如何从 xml 文件中删除非法字符?
我正在使用 PHP SimpleXML 方式处理服务器上的 XML 文件。我只需要读取 XML 的内容(我不需要修改它),所以我坚持使用简单易用的 SimpleXML。但是 SimpleXML 在读取某个 XML 文件时遇到问题,因为它有一些非常奇怪的字符。我收到以下错误:
Warning: simplexml_load_file() [function.simplexml-load-file]: data/data.xml:348: parser error : PCDATA invalid Char value 3 in C:\xampp\htdocs\VMP\xintel\analyzer.php on line 54 Warning: simplexml_load_file() [function.simplexml-load-file]: Jardin al fte. Hall de recepcion, amplio living comedor. ocina comedor diario c in C:\xampp\htdocs\VMP\xintel\analyzer.php on line 54
我无法控制 XML 文件中的内容,因此无法阻止将这些字符添加到文件中。另外,我不知道如何解决这个问题。该文件应该以 utf-8 编码。所以我尝试了从 UTF-8 解码为 ISO-8859-1 以及相反的解码,但没有任何反应。
有人可以帮我吗?我应该尝试更改编码吗?我应该尝试删除这些字符吗?任何事物?
编辑: tangre 字符都是方框图字符(请参阅:http://en.wikipedia。 org/wiki/Box-drawing_characters)
I am using the PHP SimpleXML way of working with XML files on my server. I only need to read the contents of the XML (I have no need to modify it) so I stuck to the simple and easy to use SimpleXML. But SimpleXML is having problems reading a certain XML file because it has some very strange characters. I get the following errors:
Warning: simplexml_load_file() [function.simplexml-load-file]: data/data.xml:348: parser error : PCDATA invalid Char value 3 in C:\xampp\htdocs\VMP\xintel\analyzer.php on line 54 Warning: simplexml_load_file() [function.simplexml-load-file]: Jardin al fte. Hall de recepcion, amplio living comedor. ocina comedor diario c in C:\xampp\htdocs\VMP\xintel\analyzer.php on line 54
I have no control of what goes into the XML file, so I can't stop these characters from being added to the file. Also, I don't know how to solve this issue. The file is supposed to be encoded in utf-8. So I tried things like decoding from UTF-8 to ISO-8859-1 and the reverse, but nothing is happening.
Can somebody help me out? Should I try to change the encoding? Should I try to remove those characters? Anything?
Edit: The stangre characters are all box-drawing characters (see: http://en.wikipedia.org/wiki/Box-drawing_characters)
如果你对这篇内容有疑问,欢迎到本站社区发帖提问 参与讨论,获取更多帮助,或者扫码二维码加入 Web 技术交流群。
绑定邮箱获取回复消息
由于您还没有绑定你的真实邮箱,如果其他用户或者作者回复了您的评论,将不能在第一时间通知您!
发布评论
评论(3)
我有一个应用程序从不受信任的来源接收 XML,其中许多来源向我发送未编码的 & 符号。为了解决这个问题,我有一个中间过滤器,它执行单个线性传递并在必要时删除/编码字符。我不知道这对你来说是否可行,但我认为这是一个非常合理的解决方案。
I have an app that receives XML from untrusted sources, many of which send me unencoded ampersands. To solve the problem, I have an intermediate filter that does a single linear pass and gets rid of / encodes characters where necessary. I don't know if that is possible for you but I think it's a pretty reasonable solution.

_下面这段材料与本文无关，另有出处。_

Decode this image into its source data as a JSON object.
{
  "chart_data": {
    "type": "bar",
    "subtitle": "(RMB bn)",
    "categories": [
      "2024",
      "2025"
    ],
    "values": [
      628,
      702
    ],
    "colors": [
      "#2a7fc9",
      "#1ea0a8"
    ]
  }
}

也许您可以通过 Tidy 传递输入以使其格式良好。在将文件提供给 SimpleXML 之前进行一个简单的预处理步骤。
例如,
tidy::repairFile
看起来很有希望。Maybe you could pass the input through Tidy to make it well-formed. One simple step of pre-processing before you feed the file to SimpleXML.
For example,
tidy::repairFile
looks promising.通常,XML 文件的所有字符都会被解释,除非它们位于 CDATA 部分 => 链接文本
如果不是这样,您的 XML 无效。
Normally all character of an XML file are interpreted unless they are into a CDATA section => link text
If it not the case your XML is invalid.